Desideriamo sottolineare, in particolare, alcuni aspetti tratti dalla nostra esperienza,e che, a nostro avviso, rappresentano i problemi strutturali del comparto ortofrutticolo Italiano:

 

·                  tendenza nelle singole regioni a specializzarsi in singoli segmenti della filiera (es.: Emilia: produzione pomodoro finalizzata alla trasformazione e commercializzazione; Sicilia per la produzione di agrumi o Puglia per la produzione di pomodoro; Calabria e Campania per la trasformazione rispettivamente di agrumi e pomodori).

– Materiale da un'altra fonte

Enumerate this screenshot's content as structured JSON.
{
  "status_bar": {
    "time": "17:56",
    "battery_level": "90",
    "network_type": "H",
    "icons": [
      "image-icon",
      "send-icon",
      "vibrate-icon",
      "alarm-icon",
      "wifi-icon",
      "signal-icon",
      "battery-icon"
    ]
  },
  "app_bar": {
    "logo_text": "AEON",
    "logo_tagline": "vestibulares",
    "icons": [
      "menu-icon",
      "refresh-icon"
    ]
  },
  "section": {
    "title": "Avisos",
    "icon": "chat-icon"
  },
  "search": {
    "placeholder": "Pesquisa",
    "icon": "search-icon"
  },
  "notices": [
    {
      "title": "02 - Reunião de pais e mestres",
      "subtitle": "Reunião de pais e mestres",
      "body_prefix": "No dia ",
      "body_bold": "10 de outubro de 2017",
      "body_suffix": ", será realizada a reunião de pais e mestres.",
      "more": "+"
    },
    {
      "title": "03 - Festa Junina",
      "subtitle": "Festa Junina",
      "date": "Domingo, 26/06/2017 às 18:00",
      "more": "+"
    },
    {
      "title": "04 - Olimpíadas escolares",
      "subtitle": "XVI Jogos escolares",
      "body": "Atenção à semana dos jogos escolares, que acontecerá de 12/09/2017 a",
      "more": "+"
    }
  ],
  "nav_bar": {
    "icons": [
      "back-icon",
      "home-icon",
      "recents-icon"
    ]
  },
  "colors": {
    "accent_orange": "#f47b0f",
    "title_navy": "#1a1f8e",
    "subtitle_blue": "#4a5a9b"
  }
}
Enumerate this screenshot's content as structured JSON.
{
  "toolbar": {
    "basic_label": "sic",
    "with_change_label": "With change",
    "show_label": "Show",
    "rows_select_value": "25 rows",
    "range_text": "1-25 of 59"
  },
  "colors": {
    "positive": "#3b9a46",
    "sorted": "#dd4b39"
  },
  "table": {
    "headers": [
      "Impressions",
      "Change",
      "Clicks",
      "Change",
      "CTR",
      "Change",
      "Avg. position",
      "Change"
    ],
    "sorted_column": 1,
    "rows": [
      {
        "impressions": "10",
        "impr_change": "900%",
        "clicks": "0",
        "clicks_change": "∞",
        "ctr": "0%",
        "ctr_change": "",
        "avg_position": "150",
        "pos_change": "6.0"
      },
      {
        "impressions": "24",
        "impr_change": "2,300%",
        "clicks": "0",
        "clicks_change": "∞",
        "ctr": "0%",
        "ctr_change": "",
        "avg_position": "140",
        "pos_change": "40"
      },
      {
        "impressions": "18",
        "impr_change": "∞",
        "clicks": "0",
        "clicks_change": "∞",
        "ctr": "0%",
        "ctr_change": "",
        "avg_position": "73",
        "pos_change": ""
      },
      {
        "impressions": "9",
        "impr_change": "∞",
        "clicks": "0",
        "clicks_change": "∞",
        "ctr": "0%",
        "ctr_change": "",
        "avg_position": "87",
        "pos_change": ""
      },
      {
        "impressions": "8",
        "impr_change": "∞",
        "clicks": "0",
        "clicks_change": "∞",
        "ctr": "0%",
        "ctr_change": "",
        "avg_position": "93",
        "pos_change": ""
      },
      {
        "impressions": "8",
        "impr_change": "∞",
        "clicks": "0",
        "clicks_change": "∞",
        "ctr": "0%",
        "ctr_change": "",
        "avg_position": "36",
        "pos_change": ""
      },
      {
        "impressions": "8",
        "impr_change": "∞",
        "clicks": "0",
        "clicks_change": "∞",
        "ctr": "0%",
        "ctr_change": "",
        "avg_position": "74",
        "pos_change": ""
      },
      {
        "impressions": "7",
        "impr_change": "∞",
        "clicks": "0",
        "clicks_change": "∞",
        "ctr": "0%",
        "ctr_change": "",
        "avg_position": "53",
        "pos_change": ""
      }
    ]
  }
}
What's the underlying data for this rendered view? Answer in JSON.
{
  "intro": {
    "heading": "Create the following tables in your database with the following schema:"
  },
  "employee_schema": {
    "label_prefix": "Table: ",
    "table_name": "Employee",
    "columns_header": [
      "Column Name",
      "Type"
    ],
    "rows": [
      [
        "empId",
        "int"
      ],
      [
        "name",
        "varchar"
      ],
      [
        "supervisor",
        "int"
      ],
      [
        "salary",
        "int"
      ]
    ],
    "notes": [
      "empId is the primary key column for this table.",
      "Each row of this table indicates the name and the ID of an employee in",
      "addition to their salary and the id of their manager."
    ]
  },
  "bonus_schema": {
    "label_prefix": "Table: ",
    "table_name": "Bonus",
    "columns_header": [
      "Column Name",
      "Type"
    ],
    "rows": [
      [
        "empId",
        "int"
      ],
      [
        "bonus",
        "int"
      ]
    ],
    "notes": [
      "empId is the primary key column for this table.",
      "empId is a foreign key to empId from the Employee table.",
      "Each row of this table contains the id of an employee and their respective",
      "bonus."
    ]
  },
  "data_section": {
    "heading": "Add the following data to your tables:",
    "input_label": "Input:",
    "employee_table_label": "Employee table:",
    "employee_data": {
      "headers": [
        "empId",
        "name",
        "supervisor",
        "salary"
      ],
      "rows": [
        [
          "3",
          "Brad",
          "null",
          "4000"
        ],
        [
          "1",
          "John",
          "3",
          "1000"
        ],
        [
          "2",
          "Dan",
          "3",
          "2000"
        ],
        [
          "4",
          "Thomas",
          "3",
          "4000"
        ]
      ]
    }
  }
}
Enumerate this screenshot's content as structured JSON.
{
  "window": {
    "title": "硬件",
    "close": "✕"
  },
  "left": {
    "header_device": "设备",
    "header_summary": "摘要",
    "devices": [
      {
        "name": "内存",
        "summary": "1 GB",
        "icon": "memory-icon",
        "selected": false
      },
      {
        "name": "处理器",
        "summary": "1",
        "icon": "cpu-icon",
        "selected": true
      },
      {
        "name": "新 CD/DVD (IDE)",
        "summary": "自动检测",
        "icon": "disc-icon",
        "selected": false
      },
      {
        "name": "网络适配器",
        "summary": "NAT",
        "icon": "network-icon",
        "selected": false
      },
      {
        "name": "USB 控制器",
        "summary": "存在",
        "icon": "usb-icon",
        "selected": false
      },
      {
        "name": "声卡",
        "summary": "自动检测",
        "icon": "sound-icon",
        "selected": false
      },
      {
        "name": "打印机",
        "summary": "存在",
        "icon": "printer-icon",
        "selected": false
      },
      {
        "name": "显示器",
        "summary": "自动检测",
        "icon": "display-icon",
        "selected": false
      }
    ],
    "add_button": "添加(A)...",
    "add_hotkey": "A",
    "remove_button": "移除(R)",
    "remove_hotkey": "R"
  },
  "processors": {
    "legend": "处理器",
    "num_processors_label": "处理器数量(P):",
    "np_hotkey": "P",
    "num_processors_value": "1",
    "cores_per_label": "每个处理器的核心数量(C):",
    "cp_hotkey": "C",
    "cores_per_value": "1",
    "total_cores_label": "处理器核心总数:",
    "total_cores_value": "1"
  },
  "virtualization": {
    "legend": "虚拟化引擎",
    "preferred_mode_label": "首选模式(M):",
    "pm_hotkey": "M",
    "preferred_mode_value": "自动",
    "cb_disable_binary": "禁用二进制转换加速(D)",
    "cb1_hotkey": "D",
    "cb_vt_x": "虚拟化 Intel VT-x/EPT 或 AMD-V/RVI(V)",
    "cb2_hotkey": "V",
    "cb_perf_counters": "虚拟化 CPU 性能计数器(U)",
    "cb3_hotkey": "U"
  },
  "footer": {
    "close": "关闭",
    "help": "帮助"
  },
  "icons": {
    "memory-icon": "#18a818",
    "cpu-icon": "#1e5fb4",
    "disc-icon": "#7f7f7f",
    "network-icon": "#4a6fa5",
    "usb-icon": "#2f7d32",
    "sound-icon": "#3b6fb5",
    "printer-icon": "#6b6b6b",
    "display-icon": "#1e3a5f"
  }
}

A grosse linee mentre nel Centro Sud si concentra la parte a più basso valore aggiunto della filiera, al Centro Nord si sviluppa la fase di trasformazione e commercializzazione, a più alto valore aggiunto.

·                  In molte parti del paese la presenza del lavoro nero e di condizioni selvagge di sfruttamento rappresentano una drammatica realtà, che condiziona negativamente le possibilità di sviluppo del settore. Inoltre negli ultimi anni la presenza di lavoratori migranti ha determinato l’emergere della figura dello SCHIAVISTA che, senza scrupoli, gestiscono e sfruttano la fame di lavoro di decina di migliaia di uomini e donne.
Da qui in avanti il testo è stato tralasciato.